The Ultimate Goal of Science

But what is the ultimate goal of science? Durán asked. According to evolutionist scientist Richard Dawkins, for instance, “science is the disinterested search for the objective truth about the material world.”

Against that background, Durán suggested that any search for scientific truth should keep an open mind, favoring an out-of-the-box mentality. “There was a time when thinking outside of the box meant to consider the non-existence of God,” she said. “Nowadays, thinking outside of the box is suggesting that God actually exists. So, we need to keep our options open and follow evidence wherever it may take us.”

Keeping Your Options Open

Durán explained that atheist and Christian scientists work in a very similar way as they follow the accepted methods of observation and scientific analysis. “It is only when they face the ‘singularity’ of a phenomenon — an event that may have happened only once — that they come up with diverging explanations.”

In that sense, Durán advised any scientist or person in search of truth to keep all their options open, analyze evidence, and then choose the conclusion that best agrees with them, and to acknowledge that they might be wrong about a particular issue and need to change.

A Scientist and a Believer

In the last part of her presentation, Durán shared some of the elements that have helped her to choose being a scientist and a believer at the same time.
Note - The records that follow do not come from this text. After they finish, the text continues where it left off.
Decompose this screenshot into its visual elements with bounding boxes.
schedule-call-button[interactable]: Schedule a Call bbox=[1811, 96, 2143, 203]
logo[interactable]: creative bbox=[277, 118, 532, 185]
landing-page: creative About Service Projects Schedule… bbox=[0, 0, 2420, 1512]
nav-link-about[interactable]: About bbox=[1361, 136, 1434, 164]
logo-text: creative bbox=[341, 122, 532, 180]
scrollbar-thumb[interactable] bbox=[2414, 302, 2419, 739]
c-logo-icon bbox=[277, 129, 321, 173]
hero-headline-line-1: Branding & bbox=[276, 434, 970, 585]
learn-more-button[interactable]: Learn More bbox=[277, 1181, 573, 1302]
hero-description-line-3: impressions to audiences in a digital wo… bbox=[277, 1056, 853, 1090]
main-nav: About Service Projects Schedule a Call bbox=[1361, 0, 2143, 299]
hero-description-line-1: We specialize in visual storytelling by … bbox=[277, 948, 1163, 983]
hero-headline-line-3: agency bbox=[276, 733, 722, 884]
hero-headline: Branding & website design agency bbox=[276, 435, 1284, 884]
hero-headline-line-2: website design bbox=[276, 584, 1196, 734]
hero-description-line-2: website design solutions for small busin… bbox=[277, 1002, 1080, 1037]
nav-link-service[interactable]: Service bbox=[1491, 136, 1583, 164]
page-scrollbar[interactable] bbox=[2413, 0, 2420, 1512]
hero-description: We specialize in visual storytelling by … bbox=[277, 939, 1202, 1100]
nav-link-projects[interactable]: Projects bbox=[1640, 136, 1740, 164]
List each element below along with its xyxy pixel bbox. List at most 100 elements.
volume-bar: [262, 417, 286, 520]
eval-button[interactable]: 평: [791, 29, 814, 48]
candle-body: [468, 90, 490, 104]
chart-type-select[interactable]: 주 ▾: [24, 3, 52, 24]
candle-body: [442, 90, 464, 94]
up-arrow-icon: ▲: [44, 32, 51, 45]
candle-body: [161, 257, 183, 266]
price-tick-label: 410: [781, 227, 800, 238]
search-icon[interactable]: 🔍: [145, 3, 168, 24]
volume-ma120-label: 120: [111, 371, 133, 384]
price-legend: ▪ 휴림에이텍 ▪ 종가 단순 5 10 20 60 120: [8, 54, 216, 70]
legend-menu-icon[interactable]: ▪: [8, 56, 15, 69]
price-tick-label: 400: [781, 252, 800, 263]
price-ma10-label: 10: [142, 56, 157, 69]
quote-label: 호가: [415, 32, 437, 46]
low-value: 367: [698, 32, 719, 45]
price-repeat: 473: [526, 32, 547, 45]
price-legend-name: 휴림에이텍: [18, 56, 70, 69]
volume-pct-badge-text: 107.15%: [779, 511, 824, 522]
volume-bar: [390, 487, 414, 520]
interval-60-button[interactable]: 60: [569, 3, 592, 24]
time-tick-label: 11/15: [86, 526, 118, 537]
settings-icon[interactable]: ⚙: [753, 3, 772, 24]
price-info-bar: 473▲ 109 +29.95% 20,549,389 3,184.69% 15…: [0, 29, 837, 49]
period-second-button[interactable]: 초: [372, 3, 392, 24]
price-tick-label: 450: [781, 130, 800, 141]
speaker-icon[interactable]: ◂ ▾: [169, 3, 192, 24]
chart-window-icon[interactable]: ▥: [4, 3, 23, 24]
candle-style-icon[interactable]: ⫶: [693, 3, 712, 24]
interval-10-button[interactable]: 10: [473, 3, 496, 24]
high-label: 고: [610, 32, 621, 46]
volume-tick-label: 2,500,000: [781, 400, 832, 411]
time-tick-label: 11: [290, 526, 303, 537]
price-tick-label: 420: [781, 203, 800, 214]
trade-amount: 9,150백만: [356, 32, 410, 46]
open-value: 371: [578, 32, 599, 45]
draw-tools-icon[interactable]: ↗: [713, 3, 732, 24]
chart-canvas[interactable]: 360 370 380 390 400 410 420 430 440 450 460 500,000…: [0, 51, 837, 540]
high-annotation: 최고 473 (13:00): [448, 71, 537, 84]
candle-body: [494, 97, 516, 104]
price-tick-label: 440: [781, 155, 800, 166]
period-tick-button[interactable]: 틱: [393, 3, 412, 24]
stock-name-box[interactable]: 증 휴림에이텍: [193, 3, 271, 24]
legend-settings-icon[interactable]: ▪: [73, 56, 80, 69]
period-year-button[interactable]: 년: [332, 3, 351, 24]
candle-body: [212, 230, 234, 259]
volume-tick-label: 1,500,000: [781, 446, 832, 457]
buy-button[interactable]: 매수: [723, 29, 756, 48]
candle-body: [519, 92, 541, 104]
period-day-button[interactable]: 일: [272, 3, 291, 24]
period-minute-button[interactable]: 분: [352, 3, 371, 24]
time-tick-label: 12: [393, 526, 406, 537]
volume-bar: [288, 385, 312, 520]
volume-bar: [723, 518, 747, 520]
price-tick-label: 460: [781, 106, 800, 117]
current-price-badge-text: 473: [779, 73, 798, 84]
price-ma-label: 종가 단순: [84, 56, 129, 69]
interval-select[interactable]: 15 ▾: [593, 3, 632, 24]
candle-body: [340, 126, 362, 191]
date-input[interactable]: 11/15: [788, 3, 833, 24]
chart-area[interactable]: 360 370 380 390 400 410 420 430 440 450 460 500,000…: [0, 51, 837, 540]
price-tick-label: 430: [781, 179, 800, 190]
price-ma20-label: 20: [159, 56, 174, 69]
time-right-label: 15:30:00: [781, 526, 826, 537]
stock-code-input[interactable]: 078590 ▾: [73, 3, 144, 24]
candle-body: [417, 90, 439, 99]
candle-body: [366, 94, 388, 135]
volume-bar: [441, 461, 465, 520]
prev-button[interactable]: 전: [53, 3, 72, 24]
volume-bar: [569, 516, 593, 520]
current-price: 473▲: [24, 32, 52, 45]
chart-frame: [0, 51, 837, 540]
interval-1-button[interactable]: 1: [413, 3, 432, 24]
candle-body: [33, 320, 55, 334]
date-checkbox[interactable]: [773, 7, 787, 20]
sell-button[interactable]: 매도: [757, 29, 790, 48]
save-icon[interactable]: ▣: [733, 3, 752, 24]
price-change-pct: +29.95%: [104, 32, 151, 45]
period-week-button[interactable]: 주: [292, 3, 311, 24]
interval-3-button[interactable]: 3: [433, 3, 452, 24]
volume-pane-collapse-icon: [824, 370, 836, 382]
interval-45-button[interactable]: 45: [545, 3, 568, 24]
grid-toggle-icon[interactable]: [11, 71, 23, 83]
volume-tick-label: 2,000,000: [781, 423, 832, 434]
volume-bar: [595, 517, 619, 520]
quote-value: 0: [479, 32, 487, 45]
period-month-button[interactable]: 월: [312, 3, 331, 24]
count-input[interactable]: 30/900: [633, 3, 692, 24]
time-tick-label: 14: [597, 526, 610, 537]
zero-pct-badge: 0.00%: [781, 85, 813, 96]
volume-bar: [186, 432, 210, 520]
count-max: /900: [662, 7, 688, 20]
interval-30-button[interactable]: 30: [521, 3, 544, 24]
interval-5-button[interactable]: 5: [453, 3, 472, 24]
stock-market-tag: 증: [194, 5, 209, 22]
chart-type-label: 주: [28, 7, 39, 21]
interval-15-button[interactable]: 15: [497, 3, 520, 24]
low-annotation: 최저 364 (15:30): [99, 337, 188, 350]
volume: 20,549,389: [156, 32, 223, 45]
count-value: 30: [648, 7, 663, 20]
She mentioned biomimetics (systems or machines that have functions that mimic biological processes), molecular machines (natural or synthetic molecules that convert chemical energy into mechanical forces and motion), and animal altruism.

“All of this helps me to be a believer,” Durán said. “What the Bible says, that God created a perfect world where all interactions were based on love, fits very well with my observations of the natural world.”